Entrant dans le cadre de l’examen du projet de la loi de finances 2012, qui doit être votée prochainement par le gouvernement, cette mesure s’intègre dans le plan d’économies supplémentaires de 12 milliards d’euros sur deux ans. Annoncé en août dernier par le Premier Ministre François Fillon, celui-ci fait suite aux prévisions de croissance nettement revues à la baisse pour 2011 et 2012, mais également à l’agitation et à la méfiance sur les marchés financiers.

Mais, alors que le texte initial (annoncé le 24 août) prévoyait de s’appliquer à partir de l’imposition de l’année 2011 et ce, jusqu’à celle de 2013 inclus, l’assemblée en a finalement pris la décision d’en allonger la durée.

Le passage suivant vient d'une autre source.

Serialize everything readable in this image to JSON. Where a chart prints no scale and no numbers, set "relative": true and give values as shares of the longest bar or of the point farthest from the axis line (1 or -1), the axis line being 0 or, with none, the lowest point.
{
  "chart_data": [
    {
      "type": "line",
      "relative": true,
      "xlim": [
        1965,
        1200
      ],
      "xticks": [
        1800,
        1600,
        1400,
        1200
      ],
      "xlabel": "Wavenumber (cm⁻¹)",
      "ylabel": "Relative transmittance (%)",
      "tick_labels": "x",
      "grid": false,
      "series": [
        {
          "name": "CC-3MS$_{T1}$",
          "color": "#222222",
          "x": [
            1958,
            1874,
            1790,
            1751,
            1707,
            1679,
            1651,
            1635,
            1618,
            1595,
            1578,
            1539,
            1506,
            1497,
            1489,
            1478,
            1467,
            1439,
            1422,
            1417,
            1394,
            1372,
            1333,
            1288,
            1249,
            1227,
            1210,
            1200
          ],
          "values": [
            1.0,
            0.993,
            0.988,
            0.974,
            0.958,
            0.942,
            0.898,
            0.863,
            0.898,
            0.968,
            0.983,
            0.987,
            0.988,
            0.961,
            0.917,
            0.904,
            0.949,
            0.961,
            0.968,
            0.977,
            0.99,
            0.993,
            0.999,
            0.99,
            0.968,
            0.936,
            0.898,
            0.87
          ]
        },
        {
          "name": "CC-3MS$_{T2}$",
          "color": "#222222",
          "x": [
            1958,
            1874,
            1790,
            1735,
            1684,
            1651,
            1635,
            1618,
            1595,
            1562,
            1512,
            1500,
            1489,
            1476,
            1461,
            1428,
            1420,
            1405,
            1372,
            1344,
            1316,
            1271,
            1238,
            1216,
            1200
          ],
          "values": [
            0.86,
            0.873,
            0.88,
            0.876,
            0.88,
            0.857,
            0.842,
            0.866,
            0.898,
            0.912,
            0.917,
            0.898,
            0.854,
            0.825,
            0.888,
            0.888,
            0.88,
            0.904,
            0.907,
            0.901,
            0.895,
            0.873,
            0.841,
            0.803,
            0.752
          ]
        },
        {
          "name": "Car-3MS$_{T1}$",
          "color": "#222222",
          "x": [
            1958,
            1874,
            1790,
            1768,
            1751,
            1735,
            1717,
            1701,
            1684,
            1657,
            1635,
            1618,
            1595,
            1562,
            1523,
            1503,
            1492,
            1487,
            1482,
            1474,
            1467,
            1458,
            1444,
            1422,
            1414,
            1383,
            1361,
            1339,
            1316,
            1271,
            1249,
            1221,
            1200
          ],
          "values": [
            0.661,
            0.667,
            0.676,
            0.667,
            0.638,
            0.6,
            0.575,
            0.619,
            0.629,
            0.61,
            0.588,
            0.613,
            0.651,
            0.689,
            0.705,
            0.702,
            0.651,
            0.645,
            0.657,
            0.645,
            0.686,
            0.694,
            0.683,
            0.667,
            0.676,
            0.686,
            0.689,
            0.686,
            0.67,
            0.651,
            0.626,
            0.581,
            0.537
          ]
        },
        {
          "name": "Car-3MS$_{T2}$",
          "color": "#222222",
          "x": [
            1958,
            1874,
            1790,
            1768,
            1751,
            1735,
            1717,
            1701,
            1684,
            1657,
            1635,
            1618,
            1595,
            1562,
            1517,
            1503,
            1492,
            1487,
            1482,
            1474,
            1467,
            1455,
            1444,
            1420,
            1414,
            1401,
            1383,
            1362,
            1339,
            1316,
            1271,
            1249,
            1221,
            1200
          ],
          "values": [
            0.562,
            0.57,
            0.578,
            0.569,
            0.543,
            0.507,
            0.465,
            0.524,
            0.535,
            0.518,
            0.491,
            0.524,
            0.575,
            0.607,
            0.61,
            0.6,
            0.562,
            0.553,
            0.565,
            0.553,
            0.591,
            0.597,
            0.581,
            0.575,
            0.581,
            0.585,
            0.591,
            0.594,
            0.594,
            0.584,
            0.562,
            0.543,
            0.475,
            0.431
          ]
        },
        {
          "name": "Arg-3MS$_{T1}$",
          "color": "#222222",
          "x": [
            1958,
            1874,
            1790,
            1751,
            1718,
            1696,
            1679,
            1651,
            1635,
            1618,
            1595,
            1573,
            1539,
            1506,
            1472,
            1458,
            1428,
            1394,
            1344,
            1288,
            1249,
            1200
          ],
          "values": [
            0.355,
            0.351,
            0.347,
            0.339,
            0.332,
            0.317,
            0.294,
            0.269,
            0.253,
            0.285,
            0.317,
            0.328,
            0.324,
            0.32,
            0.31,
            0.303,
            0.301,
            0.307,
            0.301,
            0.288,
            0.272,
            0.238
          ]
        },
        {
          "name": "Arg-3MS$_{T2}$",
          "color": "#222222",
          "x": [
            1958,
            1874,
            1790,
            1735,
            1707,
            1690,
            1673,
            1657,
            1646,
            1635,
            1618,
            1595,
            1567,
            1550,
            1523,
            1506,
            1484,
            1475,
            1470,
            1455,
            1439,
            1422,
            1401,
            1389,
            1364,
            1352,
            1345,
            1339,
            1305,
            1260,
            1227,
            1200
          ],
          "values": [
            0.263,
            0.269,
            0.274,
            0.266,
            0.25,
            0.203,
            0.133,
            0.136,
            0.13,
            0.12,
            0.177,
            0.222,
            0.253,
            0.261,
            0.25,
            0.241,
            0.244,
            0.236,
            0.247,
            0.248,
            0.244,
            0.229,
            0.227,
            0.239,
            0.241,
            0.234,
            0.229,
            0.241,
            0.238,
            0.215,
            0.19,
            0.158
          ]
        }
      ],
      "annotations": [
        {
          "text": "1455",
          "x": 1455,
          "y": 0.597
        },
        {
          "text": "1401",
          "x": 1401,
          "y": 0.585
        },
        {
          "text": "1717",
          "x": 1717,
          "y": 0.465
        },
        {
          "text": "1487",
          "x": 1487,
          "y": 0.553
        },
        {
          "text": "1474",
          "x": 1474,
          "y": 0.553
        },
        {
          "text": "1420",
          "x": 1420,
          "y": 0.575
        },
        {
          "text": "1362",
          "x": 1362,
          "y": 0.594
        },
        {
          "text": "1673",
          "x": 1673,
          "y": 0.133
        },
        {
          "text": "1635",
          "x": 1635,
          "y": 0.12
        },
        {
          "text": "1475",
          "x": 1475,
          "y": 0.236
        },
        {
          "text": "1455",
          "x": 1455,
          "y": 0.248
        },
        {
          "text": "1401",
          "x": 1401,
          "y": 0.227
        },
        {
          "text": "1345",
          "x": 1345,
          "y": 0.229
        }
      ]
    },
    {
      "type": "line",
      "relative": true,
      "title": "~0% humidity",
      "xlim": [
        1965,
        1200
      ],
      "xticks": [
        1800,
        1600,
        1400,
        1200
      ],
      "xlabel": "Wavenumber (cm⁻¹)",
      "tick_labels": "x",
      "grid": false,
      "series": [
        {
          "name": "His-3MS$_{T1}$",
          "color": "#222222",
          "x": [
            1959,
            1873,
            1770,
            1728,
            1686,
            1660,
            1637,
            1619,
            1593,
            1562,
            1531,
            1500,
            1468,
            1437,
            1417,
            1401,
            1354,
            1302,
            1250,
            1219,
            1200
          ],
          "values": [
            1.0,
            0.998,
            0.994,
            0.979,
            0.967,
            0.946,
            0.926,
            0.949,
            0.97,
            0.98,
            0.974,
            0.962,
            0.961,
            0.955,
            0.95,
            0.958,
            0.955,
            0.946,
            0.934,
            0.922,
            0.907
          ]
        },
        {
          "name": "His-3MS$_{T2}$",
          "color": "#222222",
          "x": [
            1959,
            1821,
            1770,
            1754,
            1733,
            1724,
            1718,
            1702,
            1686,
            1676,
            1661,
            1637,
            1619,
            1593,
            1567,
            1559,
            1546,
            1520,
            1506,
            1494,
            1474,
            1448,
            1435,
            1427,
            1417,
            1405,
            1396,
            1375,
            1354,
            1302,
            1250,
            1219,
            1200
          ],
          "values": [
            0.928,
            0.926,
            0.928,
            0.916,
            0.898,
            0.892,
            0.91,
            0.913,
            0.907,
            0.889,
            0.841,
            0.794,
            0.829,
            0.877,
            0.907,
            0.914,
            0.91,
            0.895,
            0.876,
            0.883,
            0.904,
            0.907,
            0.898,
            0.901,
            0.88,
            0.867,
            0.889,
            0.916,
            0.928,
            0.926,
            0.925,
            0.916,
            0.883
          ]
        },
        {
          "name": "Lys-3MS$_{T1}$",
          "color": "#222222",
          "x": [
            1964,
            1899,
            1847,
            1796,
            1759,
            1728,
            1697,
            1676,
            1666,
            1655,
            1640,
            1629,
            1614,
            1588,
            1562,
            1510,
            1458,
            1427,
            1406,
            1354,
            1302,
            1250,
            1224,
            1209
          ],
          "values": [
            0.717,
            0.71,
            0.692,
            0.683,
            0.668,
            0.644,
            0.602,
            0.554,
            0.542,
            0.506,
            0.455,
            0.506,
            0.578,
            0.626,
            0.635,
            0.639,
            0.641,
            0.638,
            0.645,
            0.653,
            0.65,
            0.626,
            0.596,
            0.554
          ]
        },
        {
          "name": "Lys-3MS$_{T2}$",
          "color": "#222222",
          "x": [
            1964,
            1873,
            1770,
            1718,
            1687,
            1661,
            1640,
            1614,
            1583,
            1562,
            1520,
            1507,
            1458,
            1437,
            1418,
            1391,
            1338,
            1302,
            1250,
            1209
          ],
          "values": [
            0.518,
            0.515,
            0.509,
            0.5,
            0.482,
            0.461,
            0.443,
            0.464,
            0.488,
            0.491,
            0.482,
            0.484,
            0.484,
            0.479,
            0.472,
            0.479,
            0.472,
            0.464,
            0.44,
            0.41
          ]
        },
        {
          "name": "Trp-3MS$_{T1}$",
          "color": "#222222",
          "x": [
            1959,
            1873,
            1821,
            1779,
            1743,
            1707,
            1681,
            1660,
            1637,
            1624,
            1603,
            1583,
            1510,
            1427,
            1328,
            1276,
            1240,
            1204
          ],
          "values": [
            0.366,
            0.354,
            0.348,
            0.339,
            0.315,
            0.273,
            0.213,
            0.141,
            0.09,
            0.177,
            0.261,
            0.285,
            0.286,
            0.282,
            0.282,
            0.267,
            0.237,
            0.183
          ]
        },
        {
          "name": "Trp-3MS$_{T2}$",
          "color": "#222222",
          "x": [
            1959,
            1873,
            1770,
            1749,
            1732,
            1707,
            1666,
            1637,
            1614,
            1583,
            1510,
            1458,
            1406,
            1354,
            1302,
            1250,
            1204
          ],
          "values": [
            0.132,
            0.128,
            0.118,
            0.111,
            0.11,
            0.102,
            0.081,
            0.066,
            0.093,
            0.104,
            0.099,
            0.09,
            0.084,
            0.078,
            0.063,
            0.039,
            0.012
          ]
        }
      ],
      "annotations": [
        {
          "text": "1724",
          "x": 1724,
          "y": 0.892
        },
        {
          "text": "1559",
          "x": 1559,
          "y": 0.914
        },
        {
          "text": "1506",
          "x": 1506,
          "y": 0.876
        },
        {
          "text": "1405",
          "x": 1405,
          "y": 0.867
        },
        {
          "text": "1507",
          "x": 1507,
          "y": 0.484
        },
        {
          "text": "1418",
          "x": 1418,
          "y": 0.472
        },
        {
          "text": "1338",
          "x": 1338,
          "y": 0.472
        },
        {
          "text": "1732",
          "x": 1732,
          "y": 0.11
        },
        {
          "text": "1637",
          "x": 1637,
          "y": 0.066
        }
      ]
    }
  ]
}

De ce fait, ce nouvel impôt sera maintenu jusqu’à « l’année où est atteint l’équilibre des comptes des administrations publiques », c’est à dire jusqu’à ce que le déficit public soit nul, et non plus ramené à 3% du PIB, comme il était prévu au départ.

Ainsi, la date de la disparition de la taxe ne peut être fixée, Bercy tablant sur 2% de déficit en 2014 et envisageant le retour à l’équilibre -au mieux- pour 2016. Toutefois, ce dernier dépendra en grande partie de l’évolution de la situation économique mondiale, difficile à prévoir à ce jour.

Alors que le texte initial prévoyait de rapporter environ 210 millions d’euros, la prolongation de son application porte le montant des recettes estimées à 410 millions d’euros.

Parallèlement à cette mesure de prolongation, la commission des Finances a également validé l’accord scellé en début de semaine entre le gouvernement et les députés de la majorité sur l’alourdissement de la taxe. La taxe s’élèvera à 3% pour les revenus annuels par personne compris entre 250.000 et 500.000 euros et à 4% pour ceux supérieurs à 500.000 euros, tandis qu’elle ne devait être initialement « que » de 3% et débuter à 500.000 euros de revenus annuels par personne.

Le revenu fiscal de référence sera pris en compte incluant d’une part, les salaires et, d’autre part, les éventuels revenus du capital (intérêts, dividendes, plus-values boursières et immobilières).